Thrashing on Troeger Farm, 1886--Revision/Burning Away the Chaff
Thomas Hart Benton could have covered a post office wall
with you all, made your lives an allegory of horses v. steam.
I will make no parables , nor will I feed the thousands.
The bread I eat comes to me whole. The crusts I break
by hand and dip into cool, pasteurized milk.
I buy loaves as large and distant as your relative heads.
Thrashing on Troeger Farm, 1886
On the post office wall, you appear to have stopped for a mural.
Thomas Hart Benton would have colored you,
my brothers, my sisters, your horses in sepia and autumn.
He would have coursed his allegories and training
all across the regions of your faces and your fields.
The small, tough world of your love turns up for the thrashing
you give to one another and to the earth in 1886.

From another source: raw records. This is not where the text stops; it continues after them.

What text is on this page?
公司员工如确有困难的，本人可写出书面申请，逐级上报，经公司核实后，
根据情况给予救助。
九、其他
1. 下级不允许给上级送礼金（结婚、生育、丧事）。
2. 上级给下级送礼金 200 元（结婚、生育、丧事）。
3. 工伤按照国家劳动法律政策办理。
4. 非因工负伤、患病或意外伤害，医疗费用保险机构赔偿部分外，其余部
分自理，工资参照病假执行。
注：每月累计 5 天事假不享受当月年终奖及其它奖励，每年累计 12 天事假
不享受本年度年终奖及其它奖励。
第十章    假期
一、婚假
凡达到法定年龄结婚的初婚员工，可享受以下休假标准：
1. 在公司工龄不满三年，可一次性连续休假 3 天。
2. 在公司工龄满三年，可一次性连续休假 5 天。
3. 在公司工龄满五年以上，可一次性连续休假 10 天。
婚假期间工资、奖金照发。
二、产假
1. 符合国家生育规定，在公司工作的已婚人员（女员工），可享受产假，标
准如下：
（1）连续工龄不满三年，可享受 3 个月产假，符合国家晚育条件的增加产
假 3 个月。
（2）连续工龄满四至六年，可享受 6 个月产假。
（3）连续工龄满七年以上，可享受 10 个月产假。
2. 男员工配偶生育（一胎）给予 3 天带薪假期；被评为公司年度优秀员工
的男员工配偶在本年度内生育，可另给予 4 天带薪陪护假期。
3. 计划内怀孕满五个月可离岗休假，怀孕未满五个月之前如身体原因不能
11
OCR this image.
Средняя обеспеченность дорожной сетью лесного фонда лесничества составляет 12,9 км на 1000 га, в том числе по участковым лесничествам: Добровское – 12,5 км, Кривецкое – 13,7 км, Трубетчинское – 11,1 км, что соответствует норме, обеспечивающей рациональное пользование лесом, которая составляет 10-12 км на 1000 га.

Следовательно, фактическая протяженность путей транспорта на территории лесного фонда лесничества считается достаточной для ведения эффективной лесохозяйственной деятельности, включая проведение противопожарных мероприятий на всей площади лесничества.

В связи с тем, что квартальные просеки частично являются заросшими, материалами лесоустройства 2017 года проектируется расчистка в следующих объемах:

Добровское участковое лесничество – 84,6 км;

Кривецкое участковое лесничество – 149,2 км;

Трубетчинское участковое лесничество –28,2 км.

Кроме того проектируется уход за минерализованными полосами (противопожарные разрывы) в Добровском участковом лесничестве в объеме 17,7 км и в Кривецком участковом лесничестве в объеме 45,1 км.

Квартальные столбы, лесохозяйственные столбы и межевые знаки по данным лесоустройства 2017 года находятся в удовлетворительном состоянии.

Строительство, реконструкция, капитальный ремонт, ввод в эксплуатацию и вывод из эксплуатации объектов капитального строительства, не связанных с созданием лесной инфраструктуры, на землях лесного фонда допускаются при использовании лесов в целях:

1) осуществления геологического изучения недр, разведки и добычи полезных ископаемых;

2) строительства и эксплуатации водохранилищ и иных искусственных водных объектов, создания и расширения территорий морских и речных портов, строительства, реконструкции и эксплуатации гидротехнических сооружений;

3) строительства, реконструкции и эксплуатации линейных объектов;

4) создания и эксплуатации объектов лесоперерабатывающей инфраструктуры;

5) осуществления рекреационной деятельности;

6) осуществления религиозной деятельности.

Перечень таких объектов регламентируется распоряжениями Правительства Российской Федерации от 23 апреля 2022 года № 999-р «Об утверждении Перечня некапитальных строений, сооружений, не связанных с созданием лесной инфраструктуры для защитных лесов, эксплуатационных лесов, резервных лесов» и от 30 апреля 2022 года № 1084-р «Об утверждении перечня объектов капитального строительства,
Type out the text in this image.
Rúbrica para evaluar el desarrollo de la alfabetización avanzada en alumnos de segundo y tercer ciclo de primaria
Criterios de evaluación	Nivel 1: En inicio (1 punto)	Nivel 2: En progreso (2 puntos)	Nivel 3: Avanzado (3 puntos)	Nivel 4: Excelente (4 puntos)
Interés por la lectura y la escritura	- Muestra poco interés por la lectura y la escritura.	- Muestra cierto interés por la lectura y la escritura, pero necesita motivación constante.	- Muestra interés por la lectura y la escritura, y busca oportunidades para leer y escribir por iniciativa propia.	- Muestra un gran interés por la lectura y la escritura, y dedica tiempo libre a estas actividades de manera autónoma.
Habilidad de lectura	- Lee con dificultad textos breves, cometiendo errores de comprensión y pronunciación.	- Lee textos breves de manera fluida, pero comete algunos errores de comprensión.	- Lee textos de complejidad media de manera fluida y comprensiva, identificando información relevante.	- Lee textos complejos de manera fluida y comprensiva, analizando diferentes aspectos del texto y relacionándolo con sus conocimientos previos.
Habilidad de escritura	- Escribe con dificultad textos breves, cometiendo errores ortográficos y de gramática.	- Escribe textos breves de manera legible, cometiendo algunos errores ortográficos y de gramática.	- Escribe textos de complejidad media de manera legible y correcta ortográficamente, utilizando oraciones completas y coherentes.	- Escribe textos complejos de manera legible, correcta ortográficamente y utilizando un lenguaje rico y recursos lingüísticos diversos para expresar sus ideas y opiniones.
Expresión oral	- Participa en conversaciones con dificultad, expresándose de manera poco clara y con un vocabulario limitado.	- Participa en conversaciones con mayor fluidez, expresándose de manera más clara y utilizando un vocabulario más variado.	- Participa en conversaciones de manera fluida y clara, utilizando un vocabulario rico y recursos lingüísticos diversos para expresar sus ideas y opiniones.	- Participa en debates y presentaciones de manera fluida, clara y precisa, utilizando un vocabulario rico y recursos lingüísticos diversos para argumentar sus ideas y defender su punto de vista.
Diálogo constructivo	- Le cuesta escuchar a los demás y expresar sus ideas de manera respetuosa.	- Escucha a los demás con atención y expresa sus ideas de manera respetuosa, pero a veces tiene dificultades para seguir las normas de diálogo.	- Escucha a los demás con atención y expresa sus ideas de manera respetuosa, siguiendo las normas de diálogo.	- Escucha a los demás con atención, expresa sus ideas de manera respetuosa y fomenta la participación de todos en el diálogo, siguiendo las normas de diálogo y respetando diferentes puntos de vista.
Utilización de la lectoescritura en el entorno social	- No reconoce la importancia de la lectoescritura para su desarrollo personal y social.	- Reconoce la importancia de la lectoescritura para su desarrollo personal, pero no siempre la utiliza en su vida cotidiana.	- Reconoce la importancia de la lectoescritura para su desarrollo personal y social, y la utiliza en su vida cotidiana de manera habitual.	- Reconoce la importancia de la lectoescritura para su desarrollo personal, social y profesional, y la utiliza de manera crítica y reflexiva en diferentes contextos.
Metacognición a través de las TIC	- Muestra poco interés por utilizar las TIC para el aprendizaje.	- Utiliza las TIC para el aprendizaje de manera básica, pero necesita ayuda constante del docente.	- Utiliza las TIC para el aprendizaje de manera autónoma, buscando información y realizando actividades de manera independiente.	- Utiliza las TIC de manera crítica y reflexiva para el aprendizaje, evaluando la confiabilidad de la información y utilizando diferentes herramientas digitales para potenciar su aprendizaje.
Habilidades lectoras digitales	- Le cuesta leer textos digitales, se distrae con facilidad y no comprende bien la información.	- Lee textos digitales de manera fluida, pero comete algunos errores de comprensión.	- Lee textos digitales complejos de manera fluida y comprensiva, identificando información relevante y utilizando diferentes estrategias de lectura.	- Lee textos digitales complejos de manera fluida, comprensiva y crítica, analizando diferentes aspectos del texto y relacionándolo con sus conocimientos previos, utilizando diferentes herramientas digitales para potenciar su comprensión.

A few beasts walk the circle and grain separates
away the straw that breaks as it should;
you know from memory how to burn the chaff,
and how to grind and bake grains to sustain
a body of work I have never been in. Belief
for me comes easy, without gnarled limbs or crooked and curved spines.
I have made no parables, nor have I fed the thousands.
Most of my bread comes to me in perfection. The crusts I break
by hand and dip into cool, pasteurized milk.
I buy it in loaves as large and distant as your relative heads.